Salsita de tomate

Es sabido que hay trucos secretos que en realidad se tratan de verdades obvias. Se hacen pasar como “secretitos” pero para una son cosas sabidas. Voy al punto: ¿una no se indigna cuando le dicen “el truco para quitar la acidez a la salsa es una cucharita de azúcar”? Es como si a una la tomaran de tonta cuando le dicen cosas tan sabidas. Ya sé que la lista es larga: para calmar al niño llorando un poco de vino en el chupete; si una sale con falda en invierno se agarra catarro en la frambuesita; para tener limoncitos más pomposos hay que ponerse crema.

La cuestión es que un día estaba tomando un jerez con mi comadre Florinda que estaba enojada (y con justa razón) porque su suegra le dijo que el truco para hacer feliz a un marido era darle libertad para rascarse en público. Y recordábamos esto de los trucos y surgió de pronto el del Bustolán, la crema para los limoncitos.

Cierto es que las mujeres siempre quisimos lucir nuestras joyas más preciadas con toda pompa. Florinda me contaba de su amiga de Lomas de Zamora que tenía el Bustolán en la mesita de luz. Está clarito para una, que lee publicidades, que hay que esperar al menos 30 días. La cuestión es que esta mujer se confió tanto en el truco, que pensaba que si aumentaba las porciones de producto y aumentaba las veces en el día que se aplicaba la crema, sus limoncitos se convertirían en pomelos. Así que casi ni hacía las cosas de la casa, se la pasaba de vaga todo el día poniéndose crema a troche y moche. Tan confiada estaba que esto le produciría efecto automático que ni se miraba los limoncitos en el espejo. 

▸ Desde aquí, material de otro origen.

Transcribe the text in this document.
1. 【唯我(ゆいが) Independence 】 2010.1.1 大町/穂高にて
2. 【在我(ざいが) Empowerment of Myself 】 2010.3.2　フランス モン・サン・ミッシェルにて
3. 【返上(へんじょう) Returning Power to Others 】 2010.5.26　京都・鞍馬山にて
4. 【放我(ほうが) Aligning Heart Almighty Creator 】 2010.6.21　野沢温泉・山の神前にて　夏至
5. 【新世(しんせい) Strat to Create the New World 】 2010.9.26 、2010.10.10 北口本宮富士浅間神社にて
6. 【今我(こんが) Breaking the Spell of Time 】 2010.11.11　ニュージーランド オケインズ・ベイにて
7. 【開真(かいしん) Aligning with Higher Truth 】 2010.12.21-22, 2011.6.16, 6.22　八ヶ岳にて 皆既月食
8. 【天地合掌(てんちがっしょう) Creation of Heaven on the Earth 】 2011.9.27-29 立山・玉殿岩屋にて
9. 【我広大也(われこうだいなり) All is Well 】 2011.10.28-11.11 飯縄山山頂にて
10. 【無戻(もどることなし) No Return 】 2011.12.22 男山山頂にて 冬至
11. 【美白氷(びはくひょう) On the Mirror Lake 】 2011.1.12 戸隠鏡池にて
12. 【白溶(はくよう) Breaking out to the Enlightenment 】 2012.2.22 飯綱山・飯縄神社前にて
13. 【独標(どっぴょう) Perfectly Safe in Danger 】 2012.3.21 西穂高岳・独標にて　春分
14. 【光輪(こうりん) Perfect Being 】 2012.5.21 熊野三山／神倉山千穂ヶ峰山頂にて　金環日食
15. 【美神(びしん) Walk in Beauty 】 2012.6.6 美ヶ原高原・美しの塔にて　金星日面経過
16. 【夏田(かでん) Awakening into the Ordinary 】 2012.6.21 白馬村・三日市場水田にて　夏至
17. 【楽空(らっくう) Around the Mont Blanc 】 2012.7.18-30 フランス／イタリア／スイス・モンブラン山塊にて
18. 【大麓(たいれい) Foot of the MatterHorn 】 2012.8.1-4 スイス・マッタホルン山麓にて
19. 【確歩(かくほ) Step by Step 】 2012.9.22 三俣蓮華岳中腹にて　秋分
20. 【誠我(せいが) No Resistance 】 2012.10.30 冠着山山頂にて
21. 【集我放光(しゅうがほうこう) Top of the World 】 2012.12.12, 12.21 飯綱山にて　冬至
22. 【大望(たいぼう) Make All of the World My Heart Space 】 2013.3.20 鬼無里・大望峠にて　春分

La cuestión es que cada 3 días se compraba corpiños de taza más grandes, obviamente que no los rellenaba. Pero ella estaba orgullosa con su pecho erguido y por no mirase, se pensaba que efectivamente los limones le estaba deviniendo en pomelos. A veces se tomaba dos colectivos sólo para pasear por Santa Fe y Callao con sus joyitas.

La cosa se fue a mayores cuando con el pasar de los días ella se pensó que había llegado al talle 120. Su talle real debería ser como unos 80 y los corpiños le quedaban grandísimos y ni que decir los vestidos. A ella no le importaba nada, como la fábula del traje del emperador. Así caminaba, con una bolsa de aire entre el busto y el corpiño.

La cuestión es que mientras pasaban los meses por la erosión del viento que se le metía por el corpiño gigante, los pechos se le achicaban más y más. ¡Había que verla! Primero tuvieron forma de bellota, luego de pasa de uva hasta que con el pasar de los días, se les fueron poniendo para adentro. Primero como una pasita de uva hacia adentro, una le podía meter el dedo y todo. Eran como hoyitos que luego tomaron forma de bellota hacia adentro. Nadie se animaba a decirle nada porque ella estaba orgullosa. Los pechos iban tomando formas extrañísimas pero siempre con forma de hoyo.

Pasaron los meses, ella seguía caminando por Callao y Santa Fe y la gente se mataba de risa viendo dos pequeñas pasas de uvas que le salían por la espalda. Luego, devinieron en bellotas. Todas se mataban de risa, pero de esa risa amarga como cuando el perro tiene gases. La cuestión es que la bellota devino en limón, porque ella a todo esto seguía utilizando el Bustolán. Luego de limón en pomelo y finalmente de limón en sandía. ¡Sí, llegó a sus amados 120! Pero claro está que los tenía en la espalda. Ella seguía paseando por avenida Santa Fe pero esta vez con el corpiño y el vestido al revés, la parte delantera en la espalda y la trasera al frente. 

 Como reflexión final, me gustaría que recordemos: una no se tiene que confiar en los trucos y secretitos, porque si funcionan demasiado bien pueden jugarnos en contra.